O Globo, n. 32667, 14/01/2023. Opinião, p. 2

Pacote de Haddad não resolve questão fiscal



O primeiro pacote de ajuste fiscal do ministro da Fazenda, Fernando Haddad, teve pontos positivos e outros nem tanto. Ele acerta ao evidenciar que está preocupado com o déficit público, mas erra ao dar mais ênfase ao aumento de receita do que ao corte de despesas. Em resumo, não exime o governo de apresentar um robusto arcabouço para controlar o gasto público.

O governo começa com a difícil tarefa de fazer um ajuste fiscal. As despesas daUniãotêmficadoacimadasreceitas, e a consequência disso é o aumento do endividamento e a elevação das taxas de juros, o que encarece o crédito e os investimentos do setor privado e segura o crescimento da economia. Reverter essa situação é urgente.

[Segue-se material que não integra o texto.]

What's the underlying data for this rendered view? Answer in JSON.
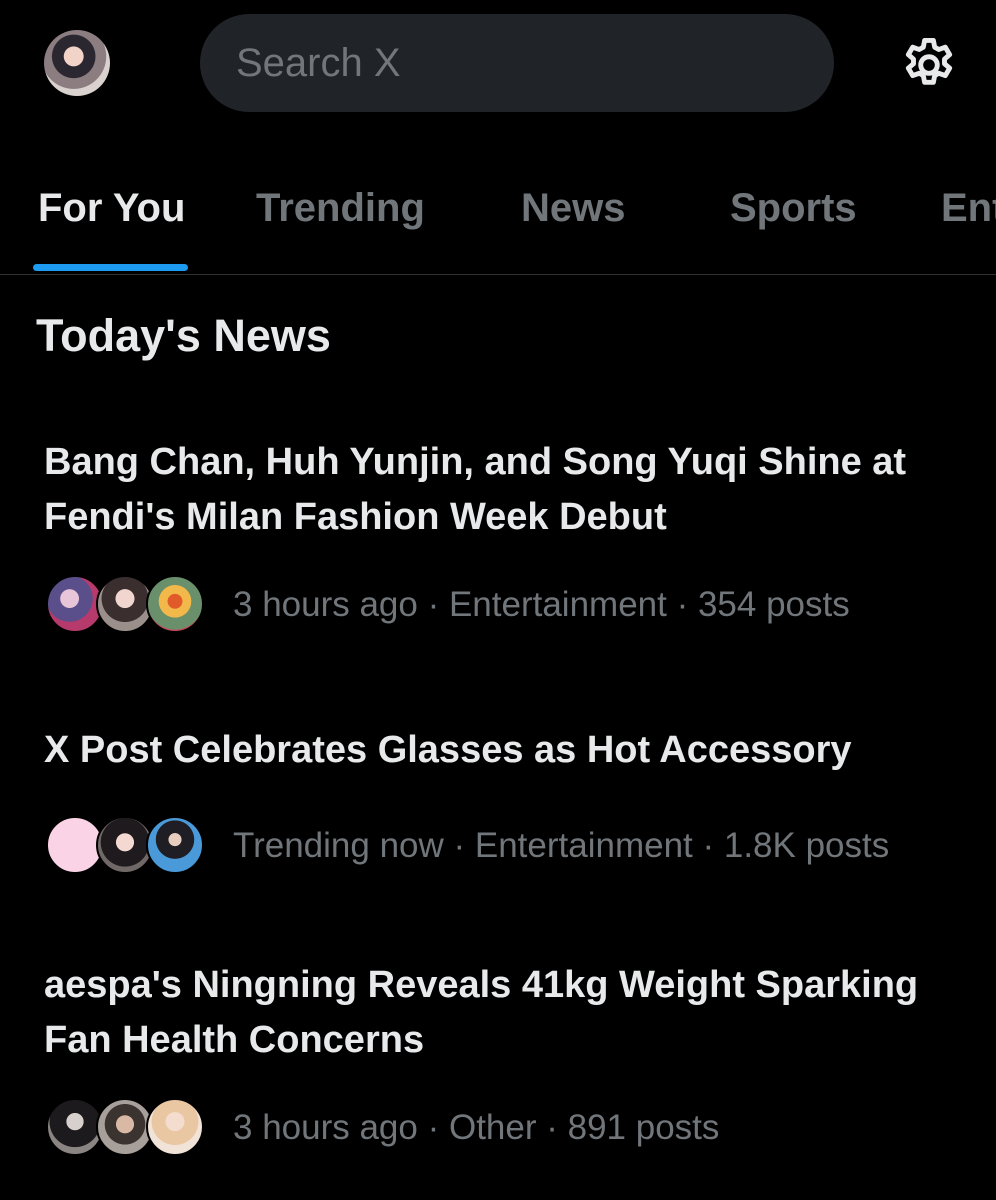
{
  "search": {
    "placeholder": "Search X"
  },
  "icons": {
    "profile": "profile-avatar",
    "settings": "gear-icon"
  },
  "tabs": [
    {
      "label": "For You",
      "active": true
    },
    {
      "label": "Trending",
      "active": false
    },
    {
      "label": "News",
      "active": false
    },
    {
      "label": "Sports",
      "active": false
    },
    {
      "label": "Ent",
      "active": false
    }
  ],
  "section_title": "Today's News",
  "stories": [
    {
      "title": "Bang Chan, Huh Yunjin, and Song Yuqi Shine at Fendi's Milan Fashion Week Debut",
      "meta": "3 hours ago · Entertainment · 354 posts"
    },
    {
      "title": "X Post Celebrates Glasses as Hot Accessory",
      "meta": "Trending now · Entertainment · 1.8K posts"
    },
    {
      "title": "aespa's Ningning Reveals 41kg Weight Sparking Fan Health Concerns",
      "meta": "3 hours ago · Other · 891 posts"
    }
  ],
  "colors": {
    "background": "#000000",
    "text_primary": "#e7e9ea",
    "text_secondary": "#71767b",
    "accent": "#1d9bf0",
    "search_bg": "#202327"
  }
}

Duas medidas apresentadas por Haddad merecem destaque positivo por serem duradouras. A primeira é a extinção do aproveitamento do ICMS nos créditos de impostos federais, uma regra que não fazia sentido. Em 2023, essa medida deverá render aos cofres públicos uma receita de aproximadamente R$ 30 bilhões. Num ano cheio, pode chegar a R$ 60 bilhões. A segunda é a promessa de reoneração do PIS/Cofins sobre combustíveis a partir de março, limitando parcialmente uma isenção descabida. Se confirmada, a volta da cobrança do PIS/Cofins deverá render R$ 25 bilhões neste ano, valor que subirá para R$ 32 bilhões em 2024. Tudo somado, o pacote deverá resultar num ganho perene de receita de R$ 92 bilhões em um ano cheio. As mudanças no Conselho de Administração de Recursos Fiscais (Carf ), que julga disputas tributárias, estão em outra categoria. Algumas são questionáveis e outras têm efeito incerto ou temporário. Foi anunciado o fim do desempate a favor dos contribuintes no Carf. Quando houver igualdade de votos nas decisões, o Fisco terá sempre razão, uma regra que deverá gerar contestação na Justiça. Pelo que foi anunciado na quinta-feira, o governo também criará o Programa Litígio Zero, numa tentativa de destravar, com descontos sobre débitos, parte dos cerca de R$ 1 trilhão parados no Carf. É difícil estimar o grau de adesão ao novo programa. Seus possíveis efeitos deverão se restringir ao curto prazo.

Nos cálculos mais otimistas do governo, o pacote levará a um aumento de receita neste ano de R$ 192,7 bilhões. Somando tímidos planos de cortes de gastos de R$ 50 bilhões, o impacto total, ainda segundo o governo, poderá ser de R$ 242,7 bilhões. Caso esses números se confirmem, o déficit de R$ 231,5 bilhões previsto para 2023 se transformará em superávit de R$ 11 bilhões. Embora o mercado tenha demonstrado aprovação ao pacote, poucos acreditam nas previsões mais exuberantes. Um déficit de R$ 100 bilhões neste ano é uma aposta mais realista. Seria um avanço, mas continuaria exigindo um ajuste fiscal gigantesco para estabilizar a dívida pública até o fim de Lula 3. Ainda se espera que o presidente Luiz Inácio Lula da Silva apresente uma nova regra para conter o gasto. Quanto antes seguir por esse caminho, melhor. Sem demonstrações concretas de responsabilidade fiscal, é pouco provável que os juros entrem em tendência de queda.